First, there is no special tax treatment. As the Associated Press pointed out earlier this year, “In many states, shoppers are required to pay unpaid sales taxes when they file state tax returns.” That goes for online purchases as well as out-of-state purchases. The near-impossibility of enforcing existing law does not justify turning online businesses into out-of-state tax collectors. If the retail industry were truly interested in “fairness,” they would be demanding the same collection activity from physical retailers in “tax-free” Delaware.
Second, size does matters. The McGladrey survey found attitudes toward the Internet Sales Tax differ substantially based on size. Accounting Today reported:
“McGladrey polled online retailers with annual revenues between $10 million and $1 billion, and found that only 38 percent of them projected that the MFA would have a negative impact on their profitability. However, the picture changed significantly when comparing projections in the higher versus lower revenue ranges. While 50 percent of executives at companies with annual revenues between $10 million and $50 million projected negative impacts on profit, the number dropped to 22 percent for executives at companies in the $150 million to $1 billion range.”

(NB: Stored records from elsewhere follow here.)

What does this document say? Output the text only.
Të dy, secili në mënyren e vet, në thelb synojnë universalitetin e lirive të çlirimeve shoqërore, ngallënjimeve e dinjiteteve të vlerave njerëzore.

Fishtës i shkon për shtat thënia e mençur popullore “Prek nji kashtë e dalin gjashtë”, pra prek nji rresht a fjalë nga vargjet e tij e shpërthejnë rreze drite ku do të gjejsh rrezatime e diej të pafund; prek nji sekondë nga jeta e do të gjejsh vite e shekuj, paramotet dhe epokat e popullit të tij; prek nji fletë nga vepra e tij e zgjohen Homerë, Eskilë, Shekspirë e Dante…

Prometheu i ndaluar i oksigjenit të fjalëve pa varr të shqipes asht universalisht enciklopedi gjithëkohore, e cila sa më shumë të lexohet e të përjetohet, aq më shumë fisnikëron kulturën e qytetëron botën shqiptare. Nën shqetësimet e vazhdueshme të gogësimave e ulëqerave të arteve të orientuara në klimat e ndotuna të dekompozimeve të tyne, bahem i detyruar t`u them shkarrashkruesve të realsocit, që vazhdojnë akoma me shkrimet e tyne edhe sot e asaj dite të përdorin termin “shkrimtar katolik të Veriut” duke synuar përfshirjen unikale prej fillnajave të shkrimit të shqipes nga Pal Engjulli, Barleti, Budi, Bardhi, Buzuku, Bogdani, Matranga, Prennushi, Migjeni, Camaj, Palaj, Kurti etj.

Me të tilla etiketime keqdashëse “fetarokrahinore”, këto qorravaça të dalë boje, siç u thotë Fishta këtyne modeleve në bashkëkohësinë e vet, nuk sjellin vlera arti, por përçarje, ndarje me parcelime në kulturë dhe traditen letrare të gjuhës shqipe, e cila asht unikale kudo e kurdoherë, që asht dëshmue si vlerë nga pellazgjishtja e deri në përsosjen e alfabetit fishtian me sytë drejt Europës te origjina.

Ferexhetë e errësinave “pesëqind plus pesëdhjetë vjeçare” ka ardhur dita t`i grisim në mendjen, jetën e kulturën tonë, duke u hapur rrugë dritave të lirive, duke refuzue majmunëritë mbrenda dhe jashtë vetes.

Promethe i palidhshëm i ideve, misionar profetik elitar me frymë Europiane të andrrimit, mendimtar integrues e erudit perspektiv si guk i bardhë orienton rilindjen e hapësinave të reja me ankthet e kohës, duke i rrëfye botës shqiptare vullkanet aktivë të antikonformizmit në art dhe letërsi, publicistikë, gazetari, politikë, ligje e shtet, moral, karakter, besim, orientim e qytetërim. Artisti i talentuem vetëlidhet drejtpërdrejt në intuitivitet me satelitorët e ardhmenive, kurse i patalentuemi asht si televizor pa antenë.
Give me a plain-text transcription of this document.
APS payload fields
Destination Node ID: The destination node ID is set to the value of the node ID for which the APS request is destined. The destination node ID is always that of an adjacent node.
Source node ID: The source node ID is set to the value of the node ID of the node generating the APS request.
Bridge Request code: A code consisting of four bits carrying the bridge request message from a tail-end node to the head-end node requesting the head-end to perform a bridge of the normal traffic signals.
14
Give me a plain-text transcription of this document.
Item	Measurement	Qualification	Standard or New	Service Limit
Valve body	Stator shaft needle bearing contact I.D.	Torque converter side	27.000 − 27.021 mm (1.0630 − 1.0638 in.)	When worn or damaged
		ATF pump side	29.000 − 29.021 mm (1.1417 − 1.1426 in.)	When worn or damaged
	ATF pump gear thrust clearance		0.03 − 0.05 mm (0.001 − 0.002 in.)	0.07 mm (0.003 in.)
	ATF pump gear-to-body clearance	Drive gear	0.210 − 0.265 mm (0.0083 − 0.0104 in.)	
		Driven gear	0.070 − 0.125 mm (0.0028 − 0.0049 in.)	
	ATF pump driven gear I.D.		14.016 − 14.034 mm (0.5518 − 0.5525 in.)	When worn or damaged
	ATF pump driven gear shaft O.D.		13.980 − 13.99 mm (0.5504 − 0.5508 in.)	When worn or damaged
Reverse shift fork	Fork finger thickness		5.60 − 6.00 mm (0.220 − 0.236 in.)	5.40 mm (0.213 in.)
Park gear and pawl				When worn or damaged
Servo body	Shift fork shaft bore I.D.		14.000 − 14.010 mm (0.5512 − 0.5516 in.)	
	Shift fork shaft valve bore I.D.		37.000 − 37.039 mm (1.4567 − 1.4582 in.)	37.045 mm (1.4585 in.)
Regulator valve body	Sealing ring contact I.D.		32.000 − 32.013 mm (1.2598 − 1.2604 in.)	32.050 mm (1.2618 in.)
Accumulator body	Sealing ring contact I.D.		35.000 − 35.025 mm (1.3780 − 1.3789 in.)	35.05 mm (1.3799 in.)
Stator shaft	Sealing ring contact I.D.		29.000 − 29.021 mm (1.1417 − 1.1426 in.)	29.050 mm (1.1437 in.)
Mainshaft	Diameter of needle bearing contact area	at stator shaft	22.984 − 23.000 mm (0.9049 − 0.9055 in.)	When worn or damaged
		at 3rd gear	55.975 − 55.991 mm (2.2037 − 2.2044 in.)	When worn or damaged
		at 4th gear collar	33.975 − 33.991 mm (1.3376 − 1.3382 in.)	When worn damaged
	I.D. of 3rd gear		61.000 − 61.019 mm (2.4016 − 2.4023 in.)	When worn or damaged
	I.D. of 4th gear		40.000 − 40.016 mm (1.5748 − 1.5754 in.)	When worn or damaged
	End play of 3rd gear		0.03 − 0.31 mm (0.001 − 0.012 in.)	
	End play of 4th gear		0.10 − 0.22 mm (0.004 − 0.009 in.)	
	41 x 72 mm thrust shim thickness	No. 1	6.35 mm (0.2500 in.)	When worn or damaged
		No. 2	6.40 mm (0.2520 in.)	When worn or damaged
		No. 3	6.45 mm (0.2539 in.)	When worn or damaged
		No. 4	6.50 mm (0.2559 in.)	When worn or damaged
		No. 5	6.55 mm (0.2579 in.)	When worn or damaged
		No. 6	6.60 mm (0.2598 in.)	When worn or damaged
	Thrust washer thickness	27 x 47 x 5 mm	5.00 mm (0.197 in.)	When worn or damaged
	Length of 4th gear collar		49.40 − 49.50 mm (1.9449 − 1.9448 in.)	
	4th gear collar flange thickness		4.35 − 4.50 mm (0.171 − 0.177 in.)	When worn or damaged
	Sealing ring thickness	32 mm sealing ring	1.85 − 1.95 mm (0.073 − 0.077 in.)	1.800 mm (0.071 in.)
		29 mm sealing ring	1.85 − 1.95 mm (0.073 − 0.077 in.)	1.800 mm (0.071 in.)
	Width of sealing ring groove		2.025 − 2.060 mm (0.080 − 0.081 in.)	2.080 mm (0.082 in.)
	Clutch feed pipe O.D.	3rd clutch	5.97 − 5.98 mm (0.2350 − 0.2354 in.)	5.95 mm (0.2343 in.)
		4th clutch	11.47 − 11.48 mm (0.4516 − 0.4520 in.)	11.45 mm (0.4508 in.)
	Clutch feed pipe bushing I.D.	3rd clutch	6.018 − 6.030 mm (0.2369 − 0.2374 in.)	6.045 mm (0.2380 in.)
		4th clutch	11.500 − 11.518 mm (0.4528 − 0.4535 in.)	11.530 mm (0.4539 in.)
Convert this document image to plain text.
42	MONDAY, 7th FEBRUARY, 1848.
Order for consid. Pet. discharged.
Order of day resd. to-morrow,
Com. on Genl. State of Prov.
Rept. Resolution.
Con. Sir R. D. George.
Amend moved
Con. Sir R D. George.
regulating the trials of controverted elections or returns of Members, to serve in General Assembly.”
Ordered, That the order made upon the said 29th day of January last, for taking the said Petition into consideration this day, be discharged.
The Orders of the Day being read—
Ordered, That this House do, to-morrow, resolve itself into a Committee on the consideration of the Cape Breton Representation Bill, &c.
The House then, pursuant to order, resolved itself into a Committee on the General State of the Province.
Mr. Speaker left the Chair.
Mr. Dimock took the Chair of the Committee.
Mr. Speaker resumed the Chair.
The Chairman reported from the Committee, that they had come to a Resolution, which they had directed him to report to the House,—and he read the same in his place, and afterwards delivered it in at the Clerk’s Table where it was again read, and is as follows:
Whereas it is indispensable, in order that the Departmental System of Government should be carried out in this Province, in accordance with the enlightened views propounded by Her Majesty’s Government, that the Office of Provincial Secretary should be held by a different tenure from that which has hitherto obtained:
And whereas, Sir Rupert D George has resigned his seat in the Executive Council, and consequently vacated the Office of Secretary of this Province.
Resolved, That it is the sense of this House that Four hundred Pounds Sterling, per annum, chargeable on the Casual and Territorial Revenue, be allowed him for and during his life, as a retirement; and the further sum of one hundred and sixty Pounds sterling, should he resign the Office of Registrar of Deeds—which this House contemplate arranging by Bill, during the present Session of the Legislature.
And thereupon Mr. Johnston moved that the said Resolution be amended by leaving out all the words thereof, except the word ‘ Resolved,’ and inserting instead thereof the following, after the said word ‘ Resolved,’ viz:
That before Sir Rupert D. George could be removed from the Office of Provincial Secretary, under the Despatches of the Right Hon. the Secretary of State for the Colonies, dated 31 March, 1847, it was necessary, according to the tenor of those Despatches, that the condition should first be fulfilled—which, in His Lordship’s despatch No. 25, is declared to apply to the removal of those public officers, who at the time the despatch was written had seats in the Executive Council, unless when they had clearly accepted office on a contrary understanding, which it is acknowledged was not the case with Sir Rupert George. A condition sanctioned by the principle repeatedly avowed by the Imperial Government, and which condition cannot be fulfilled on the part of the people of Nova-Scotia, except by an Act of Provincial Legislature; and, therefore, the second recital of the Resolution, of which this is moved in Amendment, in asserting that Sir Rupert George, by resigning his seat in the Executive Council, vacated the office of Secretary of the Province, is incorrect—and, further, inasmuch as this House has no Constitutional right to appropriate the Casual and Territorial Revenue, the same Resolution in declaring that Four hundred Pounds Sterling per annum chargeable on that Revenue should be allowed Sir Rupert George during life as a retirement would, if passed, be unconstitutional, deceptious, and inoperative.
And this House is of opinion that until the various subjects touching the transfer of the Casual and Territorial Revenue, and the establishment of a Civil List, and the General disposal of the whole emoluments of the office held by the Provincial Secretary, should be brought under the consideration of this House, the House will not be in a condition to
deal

A 2010 study on the top 20 “E-Trailers” found 15 of those retailers – and yes, this includes Walmart and Apple – paid sales tax in 44 or more states. NPR reported another, Amazon, “is already facing a big tax collection requirement as it develops its next-day-delivery service.”
The fight over the Internet Sales Tax isn’t a Main Street versus Internet Retailer fight; it’s a fight to trample competition and preserve market share. Steve DelBianco, the executive director of NetChoice, which opposes the bill, said this “has never been about helping Main Street, but about helping Big Box stores.”
As Barack Obama’s signature legislative achievement (and presidency) continues to crumble before our eyes, proponents of this tax plan are continuing to work quietly behind the scenes. Conservatives must ensure the tax-schemers do not play the role of the Grinch who stole Christmas.